One of the most popular components of the Patient Protection and Affordable Care Act — a special health insurance program for people with health problems — has had trouble providing coverage that sick people can afford in a sustainable way.
Jean Hall, a Medicaid researcher at the University of Kansas, and Janice Moore, a data manager at the university, have discussed the problems at the Pre-Existing Condition Insurance Plan (PCIP) program in a new report released by the Commonwealth Fund.
The PCIP program has helped some people with health problems, but it is too expensive for most of the people who need it, the researchers said in the report.
Monthly premiums for a 50-year-old range from less than $300 in some states, such as Michigan and Virginia, but they are over $1,000 in Alaska and Washington state, and they can be over $500 in 11 other states, the researchers said.

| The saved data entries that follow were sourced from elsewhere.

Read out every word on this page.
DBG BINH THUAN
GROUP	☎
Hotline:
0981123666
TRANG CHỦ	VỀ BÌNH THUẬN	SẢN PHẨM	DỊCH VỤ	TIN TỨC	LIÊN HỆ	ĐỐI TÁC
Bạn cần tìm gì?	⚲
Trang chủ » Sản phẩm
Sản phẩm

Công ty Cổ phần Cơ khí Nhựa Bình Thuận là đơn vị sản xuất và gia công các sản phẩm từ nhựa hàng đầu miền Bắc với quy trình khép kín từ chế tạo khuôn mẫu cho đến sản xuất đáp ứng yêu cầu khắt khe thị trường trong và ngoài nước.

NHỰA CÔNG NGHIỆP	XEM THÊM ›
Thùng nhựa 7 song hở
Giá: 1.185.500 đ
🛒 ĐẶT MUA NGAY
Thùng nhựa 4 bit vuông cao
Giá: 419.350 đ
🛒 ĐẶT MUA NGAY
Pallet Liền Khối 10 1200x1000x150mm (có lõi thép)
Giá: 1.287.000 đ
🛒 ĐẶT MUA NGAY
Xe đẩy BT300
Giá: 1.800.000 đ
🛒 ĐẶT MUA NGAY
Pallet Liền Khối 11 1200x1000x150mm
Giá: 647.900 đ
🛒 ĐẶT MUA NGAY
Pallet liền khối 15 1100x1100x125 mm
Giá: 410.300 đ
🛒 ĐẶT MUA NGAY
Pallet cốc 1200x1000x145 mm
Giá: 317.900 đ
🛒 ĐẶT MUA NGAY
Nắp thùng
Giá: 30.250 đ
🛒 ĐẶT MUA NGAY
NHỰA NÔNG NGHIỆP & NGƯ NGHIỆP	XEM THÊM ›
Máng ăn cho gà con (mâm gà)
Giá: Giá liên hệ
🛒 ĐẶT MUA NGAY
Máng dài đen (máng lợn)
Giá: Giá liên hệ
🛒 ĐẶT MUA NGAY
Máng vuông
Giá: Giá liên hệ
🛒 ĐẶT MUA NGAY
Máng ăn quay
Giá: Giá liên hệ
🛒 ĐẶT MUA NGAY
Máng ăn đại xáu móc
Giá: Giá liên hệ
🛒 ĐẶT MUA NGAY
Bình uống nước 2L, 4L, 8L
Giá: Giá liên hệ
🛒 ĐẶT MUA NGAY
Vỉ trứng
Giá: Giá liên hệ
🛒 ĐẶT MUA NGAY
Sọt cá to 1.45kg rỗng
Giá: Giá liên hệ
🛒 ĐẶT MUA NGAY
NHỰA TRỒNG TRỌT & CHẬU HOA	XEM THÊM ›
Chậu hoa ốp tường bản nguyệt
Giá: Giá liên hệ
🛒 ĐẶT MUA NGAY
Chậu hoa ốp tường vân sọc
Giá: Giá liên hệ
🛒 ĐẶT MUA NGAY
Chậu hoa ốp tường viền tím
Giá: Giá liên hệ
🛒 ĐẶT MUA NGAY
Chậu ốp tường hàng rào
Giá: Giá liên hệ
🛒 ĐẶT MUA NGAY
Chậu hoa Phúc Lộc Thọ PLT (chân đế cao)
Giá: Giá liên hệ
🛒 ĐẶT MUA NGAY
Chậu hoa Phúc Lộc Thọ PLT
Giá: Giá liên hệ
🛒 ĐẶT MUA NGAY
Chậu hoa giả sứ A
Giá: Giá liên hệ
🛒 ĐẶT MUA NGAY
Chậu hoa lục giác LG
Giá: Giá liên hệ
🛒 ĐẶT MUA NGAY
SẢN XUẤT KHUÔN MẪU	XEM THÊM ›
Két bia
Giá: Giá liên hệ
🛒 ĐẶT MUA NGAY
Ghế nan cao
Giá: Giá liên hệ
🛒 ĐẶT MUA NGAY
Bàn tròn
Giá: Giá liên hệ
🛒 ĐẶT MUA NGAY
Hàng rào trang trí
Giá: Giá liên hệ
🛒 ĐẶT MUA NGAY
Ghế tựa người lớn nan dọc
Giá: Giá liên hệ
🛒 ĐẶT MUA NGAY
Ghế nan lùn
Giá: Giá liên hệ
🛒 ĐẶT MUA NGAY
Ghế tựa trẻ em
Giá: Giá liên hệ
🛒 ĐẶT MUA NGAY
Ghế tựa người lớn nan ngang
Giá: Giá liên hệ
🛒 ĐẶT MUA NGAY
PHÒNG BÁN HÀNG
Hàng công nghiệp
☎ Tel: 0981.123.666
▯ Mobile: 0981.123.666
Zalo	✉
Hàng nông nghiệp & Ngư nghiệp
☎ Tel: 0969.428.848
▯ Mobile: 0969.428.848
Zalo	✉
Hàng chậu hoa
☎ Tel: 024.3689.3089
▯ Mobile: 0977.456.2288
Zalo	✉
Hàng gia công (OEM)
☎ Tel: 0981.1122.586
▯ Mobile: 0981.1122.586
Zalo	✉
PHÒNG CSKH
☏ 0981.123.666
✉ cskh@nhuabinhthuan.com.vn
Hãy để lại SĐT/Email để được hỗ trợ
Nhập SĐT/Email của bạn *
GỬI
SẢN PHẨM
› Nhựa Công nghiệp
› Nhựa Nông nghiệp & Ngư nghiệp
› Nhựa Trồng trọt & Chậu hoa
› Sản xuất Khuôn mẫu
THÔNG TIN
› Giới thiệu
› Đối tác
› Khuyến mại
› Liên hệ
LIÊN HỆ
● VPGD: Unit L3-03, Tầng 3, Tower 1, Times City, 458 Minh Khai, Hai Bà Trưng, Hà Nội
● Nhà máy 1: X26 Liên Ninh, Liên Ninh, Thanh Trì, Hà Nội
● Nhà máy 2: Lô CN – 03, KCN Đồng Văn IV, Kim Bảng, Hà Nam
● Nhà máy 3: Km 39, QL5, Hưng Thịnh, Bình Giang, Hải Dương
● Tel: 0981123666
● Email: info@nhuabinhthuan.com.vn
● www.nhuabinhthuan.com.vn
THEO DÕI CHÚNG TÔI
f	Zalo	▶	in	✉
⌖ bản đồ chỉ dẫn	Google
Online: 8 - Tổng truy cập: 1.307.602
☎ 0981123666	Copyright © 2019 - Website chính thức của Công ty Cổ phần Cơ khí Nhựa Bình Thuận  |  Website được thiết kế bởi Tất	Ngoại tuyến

Even though the premiums are high, the PCIP enrollees are so sick that the ratio of claims costs to revenue is very high, the researchers said.
The researchers have included state-by-state data showing that the ratio of medical losses to revenue at the PCIP plans is at least twice as high and, in some cases, 8 times as high, as the medical loss ratios at the comparable state “risk pool” plans.
In New Hampshire, the medical loss ratio for the state risk pool is 140% of the standard-plan loss ratio. The PCIP plan has a medical loss ratio equal to 1,230% of the standard-plan loss ratio.
In New Mexico, the state risk pool has a loss ratio equal to 442% of the standard-plan loss ratio. The PCIP plan has a loss ratio equal to 1,151% of the standard-plan loss ratio.